JM Nkomo airport to get a new control tower and a fire station

JM Nkomo airport to get a new control tower and a fire station.

Civil Aviation Authority of Zimbabwe (CAAZ) acting director-general, Mrs Margaret Mantiziba, said this in an interview yesterday after a tour of the JMN International Airport by the Portfolio Committee on Transport and Infrastructural Development chaired by Cde Oscar Gorerino.

JM Nkomo airport

The construction of a new air traffic control tower and a fire station at the Joshua Mqabuko Nkomo International Airport in Bulawayo will commence soon at a cost of $13 million. “We already have money set aside in the budget for $13 million that will help us start the Phase II of the JM Nkomo International Airport expansion project,” she said.

“This includes the construction of a brand new air traffic control tower and the fire station. So, we are looking at the air traffic control starting off this year and we believe that in the next two years we should have completed this project.”

JMN International Airport was commissioned in 2013 after the facility went through a major facelift under the first phase of the rehabilitation programme.

Mrs Mantiziba said over $20 million was also required to do more projects under the airport’s Phase II expansion programme. The tour also saw the Portfolio Committee assessing the airport facilities such as the existing air traffic control tower, runway, makeshift fire station and CAAZ staff quarters to get an appreciation of the airport processes and procedures.

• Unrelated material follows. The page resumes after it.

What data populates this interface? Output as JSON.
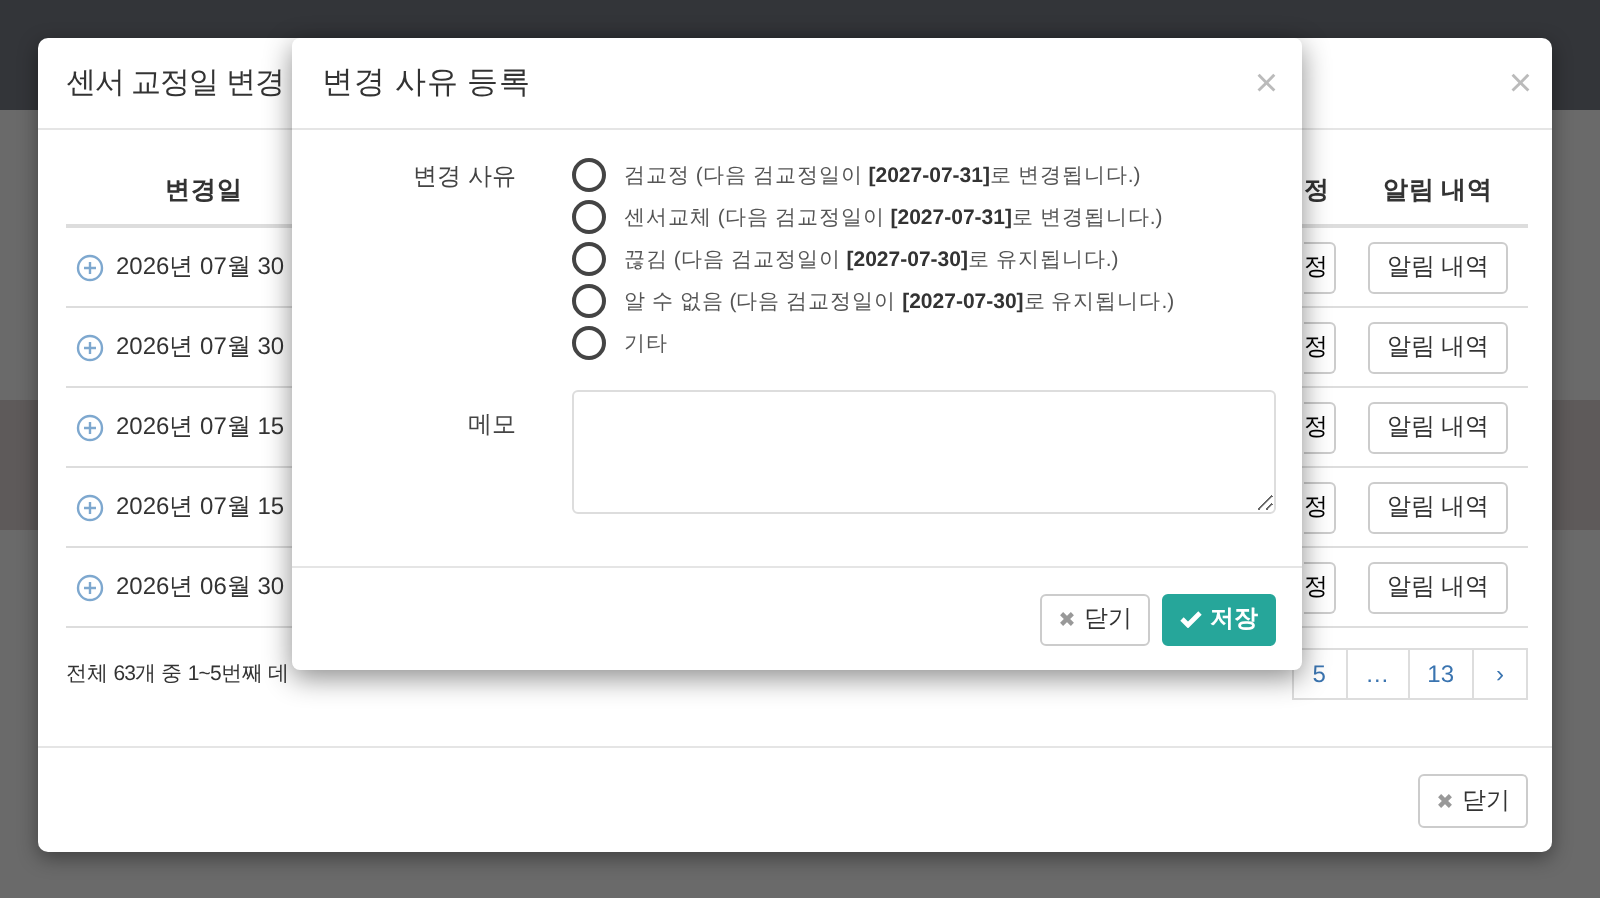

She said since the coming in of the new political dispensation in November 2017, there has been a growth in passenger movement at the JMN International Airport. “We’ve just been seeing growth since the new dispensation came in and also they have already demonstrated the openness for business by opening up for other airlines like Fastjet to come in.

“So, that kind of stance does help to bring in more business. It’s a very positive development that we are seeing in the last year,” she said.

“Our figures for JMN International Airport are showing positive growth. In 2018 we did very well as passenger movement rose from 149 620 in 2017 to 172 709, which is a significant increase.” Overall, Mrs Mantiziba said the authority targets recorded 1,8 million passengers this year up from 1,6 million in 2018.

She said the recent approval by Government to have Fastjet increase its flight frequency to JM Nkomo International Airport was a step in the right direction as it would help increase the airport’s utilisation level from 10 per cent at present.

“As we improve the conditions throughout the country we will have more players wanting to ply this particular route, which is Harare-JM Nkomo International Airport or Victoria Falls-JM Nkomo,” said Mrs Mantiziba.

CAAZ also hopes that Air Zimbabwe business volumes would pick up and have significant impetus on the capacity utilisation of the JMN International Airport.

“And maybe going further, I think the possibilities are limitless in terms of other airline operators and other small aircraft operators coming into JM Nkomo from other parts of the country and even from the region.

“JM Nkomo is strategically positioned to serve quite a number of countries in the region. Part of what we want to do and continue to do is to vigorously market this airport as a very viable option for a lot of airlines,” she said.

Briefing the portfolio committee after the tour, JMN International Airport manager, Mr Passmore Dewa, said there was a need for Government departments to have coordinated operational procedures so as to improve how the country is perceived by visitors who come into the country using air services.

The committee was also informed that some local authorities were allocating land close to airports across the country to private property developers for the construction of residential properties, which poses challenges to the airport operations. In a separate interview, Cde Gorerino said his committee had observed the need for Government to support the JMN International Airport given that it was being utilised at 10 per cent capacity.

“What we have observed as a committee is that there is a need for Government to support this kind of infrastructure and also the other impact is also coming to the effect that the cost of using the aviation system for travelling is a bit high. Considering the cost of living that we have at the moment, people are opting to use the road,” he said.

“Those are the issues that are affecting the operational capacity of the airport. At the end of the day there is no support particularly from the international system where we are supposed to feed in given the volumes of people flying in for business and general travels.”

The committee chair said they would engage the Ministry of Transport and Infrastructural Development to find ways of improving capacity utilisation at the airport to at least 30 per cent.